Par jugement rendu en formation de départage le 12 décembre 2016, le conseil a dit n'y avoir plus lieu de surseoir à statuer dans l'attente de l'issue de l'enquête pénale et a ordonné une mesure d'expertise confiée à M. [K] [T] qui, ayant rencontré de graves difficultés de santé, a tardé à exécuter sa mission et ne l'a pas achevée, malgré l'adjonction d'une assistante, Mme [G], et la prorogation de délai autorisée par le juge départiteur.

Un pré-rapport a été établi le 9 mai 2019 mais par la suite, aucun rapport définitif n'a été déposé par l'expert désigné.

L'examen du litige a été fixé à l'audience du 19 novembre 2019.

Par jugement rendu en formation de départage le 14 janvier 2020, le conseil de prud'hommes a fait le constat des insuffisances de l'expert, relevant notamment que seul l'un des salariés, M. [A], avait été entendu par l'expert, que celui-ci n'avait pas répondu aux missions qui lui avaient été confiées quant à l'analyse des feuilles de présence, des conditions de décompte des temps de pause, de repas, d'exécution des travaux de nettoyage des véhicules', ni n'avait estimé nécessaire de recueillir des informations auprès de l'inspection du travail, qu'il n'avait répondu que de façon très ponctuelle sur l'éventuel versement de primes au titre de la rémunération d'heures supplémentaires et n'avait pas donné d'indications chiffrées sur les heures supplémentaires alléguées par les salariés.

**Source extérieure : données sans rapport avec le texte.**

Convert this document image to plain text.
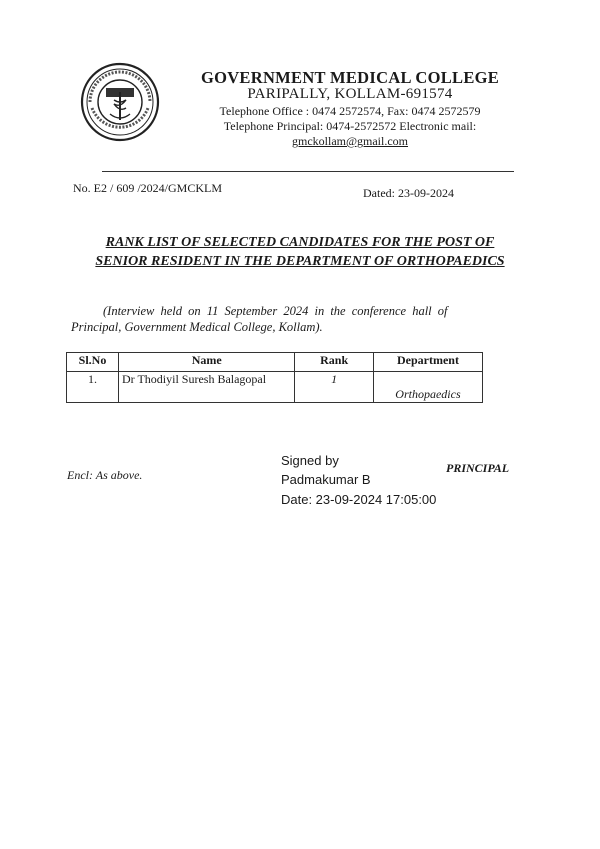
GOVERNMENT MEDICAL COLLEGE
PARIPALLY, KOLLAM-691574
Telephone Office : 0474 2572574, Fax: 0474 2572579
Telephone Principal: 0474-2572572 Electronic mail:
gmckollam@gmail.com
No. E2 / 609 /2024/GMCKLM	Dated: 23-09-2024
RANK LIST OF SELECTED CANDIDATES FOR THE POST OF
SENIOR RESIDENT IN THE DEPARTMENT OF ORTHOPAEDICS
(Interview held on 11 September 2024 in the conference hall of
Principal, Government Medical College, Kollam).
Sl.No	Name	Rank	Department
1.	Dr Thodiyil Suresh Balagopal	1	Orthopaedics
Encl: As above.
Signed by
Padmakumar B
Date: 23-09-2024 17:05:00
PRINCIPAL
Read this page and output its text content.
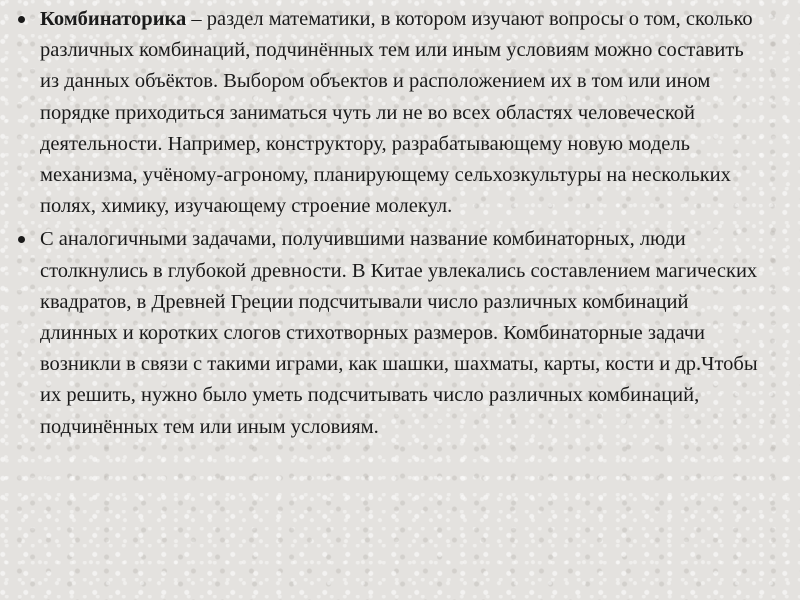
Комбинаторика – раздел математики, в котором изучают вопросы о том, сколько различных комбинаций, подчинённых тем или иным условиям можно составить из данных объёктов. Выбором объектов и расположением их в том или ином порядке приходиться заниматься чуть ли не во всех областях человеческой деятельности. Например, конструктору, разрабатывающему новую модель механизма, учёному-агроному, планирующему сельхозкультуры на нескольких полях, химику, изучающему строение молекул.

С аналогичными задачами, получившими название комбинаторных, люди столкнулись в глубокой древности. В Китае увлекались составлением магических квадратов, в Древней Греции подсчитывали число различных комбинаций длинных и коротких слогов стихотворных размеров. Комбинаторные задачи возникли в связи с такими играми, как шашки, шахматы, карты, кости и др.Чтобы их решить, нужно было уметь подсчитывать число различных комбинаций, подчинённых тем или иным условиям.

Le conseil, estimant détenir des éléments suffisants pour se déterminer sur l'existence d'heures supplémentaires, a rejeté la nouvelle demande d'expertise présentée par les deux parties et a :

- prononcé la résiliation judiciaire du contrat de travail de M. [X], à la date du 26 juin 2015 [date de son licenciement],

- condamné la SARL Dilmex à payer à M. [X] les sommes suivantes :

* 5.989,75 euros au titre de rappel de salaire sur heures supplémentaires outre la somme de 598,97 euros au titre des congés payés afférents,

* 14.000 euros à titre de dommages et intérêts pour licenciement sans cause réelle et sérieuse,

* 1.500 euros sur le fondement de l'article 700 du code de procédure civile,

- débouté M. [X] de sa demande de dommages et intérêts pour violation de la réglementation sur le temps de travail,

- débouté la SARL Dilmex de sa demande au titre de l'article 700 du code de procédure civile,

- condamné la SARL Dilmex aux dépens.

Le conseil de prud'hommes a statué dans le corps de sa motivation sur la contrepartie obligatoire en repos et le travail dissimulé en condamnant la société à verser à M. [X] à ce titre les sommes respectives de 6.153,44 euros et 13.087,14 euros.

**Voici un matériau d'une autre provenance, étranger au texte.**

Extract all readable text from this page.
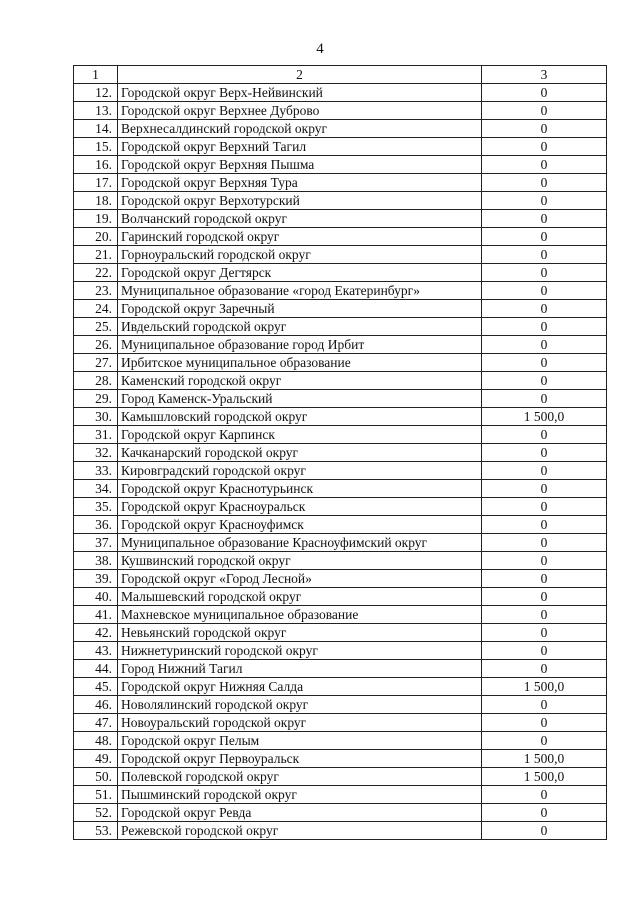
4
1	2	3
12.	Городской округ Верх-Нейвинский	0
13.	Городской округ Верхнее Дуброво	0
14.	Верхнесалдинский городской округ	0
15.	Городской округ Верхний Тагил	0
16.	Городской округ Верхняя Пышма	0
17.	Городской округ Верхняя Тура	0
18.	Городской округ Верхотурский	0
19.	Волчанский городской округ	0
20.	Гаринский городской округ	0
21.	Горноуральский городской округ	0
22.	Городской округ Дегтярск	0
23.	Муниципальное образование «город Екатеринбург»	0
24.	Городской округ Заречный	0
25.	Ивдельский городской округ	0
26.	Муниципальное образование город Ирбит	0
27.	Ирбитское муниципальное образование	0
28.	Каменский городской округ	0
29.	Город Каменск-Уральский	0
30.	Камышловский городской округ	1 500,0
31.	Городской округ Карпинск	0
32.	Качканарский городской округ	0
33.	Кировградский городской округ	0
34.	Городской округ Краснотурьинск	0
35.	Городской округ Красноуральск	0
36.	Городской округ Красноуфимск	0
37.	Муниципальное образование Красноуфимский округ	0
38.	Кушвинский городской округ	0
39.	Городской округ «Город Лесной»	0
40.	Малышевский городской округ	0
41.	Махневское муниципальное образование	0
42.	Невьянский городской округ	0
43.	Нижнетуринский городской округ	0
44.	Город Нижний Тагил	0
45.	Городской округ Нижняя Салда	1 500,0
46.	Новолялинский городской округ	0
47.	Новоуральский городской округ	0
48.	Городской округ Пелым	0
49.	Городской округ Первоуральск	1 500,0
50.	Полевской городской округ	1 500,0
51.	Пышминский городской округ	0
52.	Городской округ Ревда	0
53.	Режевской городской округ	0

Toutefois ces condamnations n'ont pas été mentionnées dans le dispositif du jugement.

Par déclaration du 6 février 2020, la société Dilmex a relevé appel de cette décision.

La société Dilmex a assigné le salarié le 25 juin 2020 devant le premier président pour voir prononcer la suspension de l'exécution provisoire de la décision rendue le 14 janvier 2020 par le conseil de prud'hommes de Bordeaux. Elle a été déboutée de sa demande par ordonnance de référé du 3 septembre 2020 et condamnée à payer au salarié la somme de 500 euros au titre de l'article 700 du code de procédure civile outre les dépens.

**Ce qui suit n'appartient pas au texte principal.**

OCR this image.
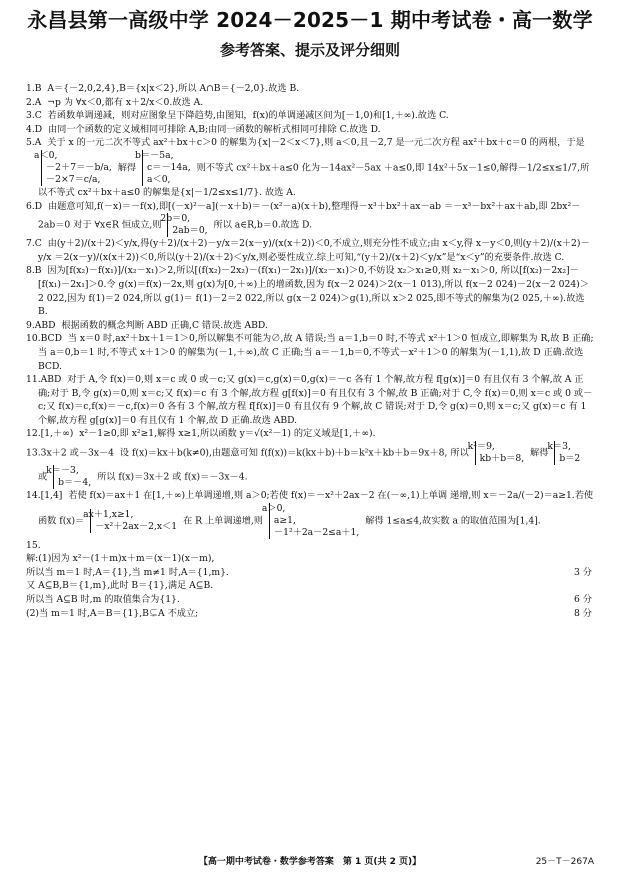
永昌县第一高级中学 2024－2025－1 期中考试卷・高一数学
参考答案、提示及评分细则

1.B A＝{－2,0,2,4},B＝{x|x＜2},所以 A∩B＝{－2,0}.故选 B.

2.A ¬p 为 ∀x＜0,都有 x＋2/x＜0.故选 A.

3.C 若函数单调递减，则对应图象呈下降趋势,由图知，f(x)的单调递减区间为[－1,0)和[1,＋∞).故选 C.

4.D 由同一个函数的定义域相同可排除 A,B;由同一函数的解析式相同可排除 C.故选 D.

5.A 关于 x 的一元二次不等式 ax²＋bx＋c＞0 的解集为{x|－2＜x＜7},则 a＜0,且－2,7 是一元二次方程 ax²＋bx＋c＝0 的两根，于是 a＜0,
－2＋7＝－b/a,
－2×7＝c/a, 解得 b＝－5a,
c＝－14a,
a＜0, 则不等式 cx²＋bx＋a≤0 化为－14ax²－5ax ＋a≤0,即 14x²＋5x－1≤0,解得－1/2≤x≤1/7,所以不等式 cx²＋bx＋a≤0 的解集是{x|－1/2≤x≤1/7}. 故选 A.

6.D 由题意可知,f(－x)＝－f(x),即[(－x)²－a](－x＋b)＝－(x²－a)(x＋b),整理得－x³＋bx²＋ax－ab ＝－x³－bx²＋ax＋ab,即 2bx²－2ab＝0 对于 ∀x∈R 恒成立,则 2b＝0,
2ab＝0, 所以 a∈R,b＝0.故选 D.

7.C 由(y＋2)/(x＋2)＜y/x,得(y＋2)/(x＋2)－y/x＝2(x－y)/(x(x＋2))＜0,不成立,则充分性不成立;由 x＜y,得 x－y＜0,则(y＋2)/(x＋2)－y/x ＝2(x－y)/(x(x＋2))＜0,所以(y＋2)/(x＋2)＜y/x,则必要性成立.综上可知,“(y＋2)/(x＋2)＜y/x”是“x＜y”的充要条件.故选 C.

8.B 因为[f(x₂)－f(x₁)]/(x₂－x₁)＞2,所以[(f(x₂)－2x₂)－(f(x₁)－2x₁)]/(x₂－x₁)＞0,不妨设 x₂＞x₁≥0,则 x₂－x₁＞0, 所以[f(x₂)－2x₂]－[f(x₁)－2x₁]＞0.令 g(x)＝f(x)－2x,则 g(x)为[0,＋∞)上的增函数,因为 f(x－2 024)＞2(x－1 013),所以 f(x－2 024)－2(x－2 024)＞2 022,因为 f(1)＝2 024,所以 g(1)＝ f(1)－2＝2 022,所以 g(x－2 024)＞g(1),所以 x＞2 025,即不等式的解集为(2 025,＋∞).故选 B.

9.ABD 根据函数的概念判断 ABD 正确,C 错误.故选 ABD.

10.BCD 当 x＝0 时,ax²＋bx＋1＝1＞0,所以解集不可能为∅,故 A 错误;当 a＝1,b＝0 时,不等式 x²＋1＞0 恒成立,即解集为 R,故 B 正确;当 a＝0,b＝1 时,不等式 x＋1＞0 的解集为(－1,＋∞),故 C 正确;当 a＝－1,b＝0,不等式－x²＋1＞0 的解集为(－1,1),故 D 正确.故选 BCD.

11.ABD 对于 A,令 f(x)＝0,则 x＝c 或 0 或－c;又 g(x)＝c,g(x)＝0,g(x)＝－c 各有 1 个解,故方程 f[g(x)]＝0 有且仅有 3 个解,故 A 正确;对于 B,令 g(x)＝0,则 x＝c;又 f(x)＝c 有 3 个解,故方程 g[f(x)]＝0 有且仅有 3 个解,故 B 正确;对于 C,令 f(x)＝0,则 x＝c 或 0 或－c;又 f(x)＝c,f(x)＝－c,f(x)＝0 各有 3 个解,故方程 f[f(x)]＝0 有且仅有 9 个解,故 C 错误;对于 D,令 g(x)＝0,则 x＝c;又 g(x)＝c 有 1 个解,故方程 g[g(x)]＝0 有且仅有 1 个解,故 D 正确.故选 ABD.

12.[1,＋∞) x²－1≥0,即 x²≥1,解得 x≥1,所以函数 y＝√(x²－1) 的定义域是[1,＋∞).

13.3x＋2 或－3x－4 设 f(x)＝kx＋b(k≠0),由题意可知 f(f(x))＝k(kx＋b)＋b＝k²x＋kb＋b＝9x＋8, 所以 k²＝9,
kb＋b＝8, 解得 k＝3,
b＝2 或 k＝－3,
b＝－4, 所以 f(x)＝3x＋2 或 f(x)＝－3x－4.

14.[1,4] 若使 f(x)＝ax＋1 在[1,＋∞)上单调递增,则 a＞0;若使 f(x)＝－x²＋2ax－2 在(－∞,1)上单调 递增,则 x＝－2a/(－2)＝a≥1.若使函数 f(x)＝ ax＋1,x≥1,
－x²＋2ax－2,x＜1 在 R 上单调递增,则 a＞0,
a≥1,
－1²＋2a－2≤a＋1, 解得 1≤a≤4,故实数 a 的取值范围为[1,4].

15.
解:(1)因为 x²－(1＋m)x＋m＝(x－1)(x－m),
所以当 m＝1 时,A＝{1},当 m≠1 时,A＝{1,m}.	3 分
又 A⊆B,B＝{1,m},此时 B＝{1},满足 A⊆B.
所以当 A⊆B 时,m 的取值集合为{1}.	6 分
(2)当 m＝1 时,A＝B＝{1},B⊊A 不成立;	8 分
【高一期中考试卷・数学参考答案　第 1 页(共 2 页)】	25－T－267A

Dans ses premières conclusions adressées le 6 mai 2020, la société Dilmex demande à la cour de la dire recevable et bien fondée en son appel, d'infirmer le jugement déféré sauf en ce qu'il a débouté M. [X] de sa demande de dommages et intérêts au titre de la violation de l'obligation de sécurité de résultat et, statuant à nouveau et rejetant toutes conclusions contraires, de :

- dire le licenciement pour inaptitude du 26 juin 2015 bien fondé,

- débouter M. [X] de ses demandes au titre des heures supplémentaires,

- débouter M. [X] de ses demandes au titre de la contrepartie obligatoire en repos,

- débouter M. [X] de ses demandes au titre du travail dissimulé,

- débouter M. [X] de sa demande de résiliation judiciaire du contrat de travail entrainant les effets d'un licenciement sans cause réelle et sérieuse ainsi que des demandes indemnitaires afférentes,

- condamner M. [X] aux dépens et à lui verser une indemnité de 1.500 euros sur le fondement de l'article 700 du code de procédure civile outre intérêts au taux légal à compter du prononcé du jugement (sic).

La société Dilmex a adressé de nouvelles écritures le 6 décembre 2022 à 15h40, soit l'avant-veille de la date prévue pour l'ordonnance de clôture fixée au 8 décembre dans lesquelles ses demandes sont identiques mais son argumentaire a été complété au vu des nouvelles pièces communiquées auxquelles elle fait référence dans ses écritures :

23. Explications relatives à la lecture des relevés chronotachygraphes,

24. Relevés chronotachygraphes de M. [X],

25. Preuve des versements intervenus au titre de l'exécution provisoire.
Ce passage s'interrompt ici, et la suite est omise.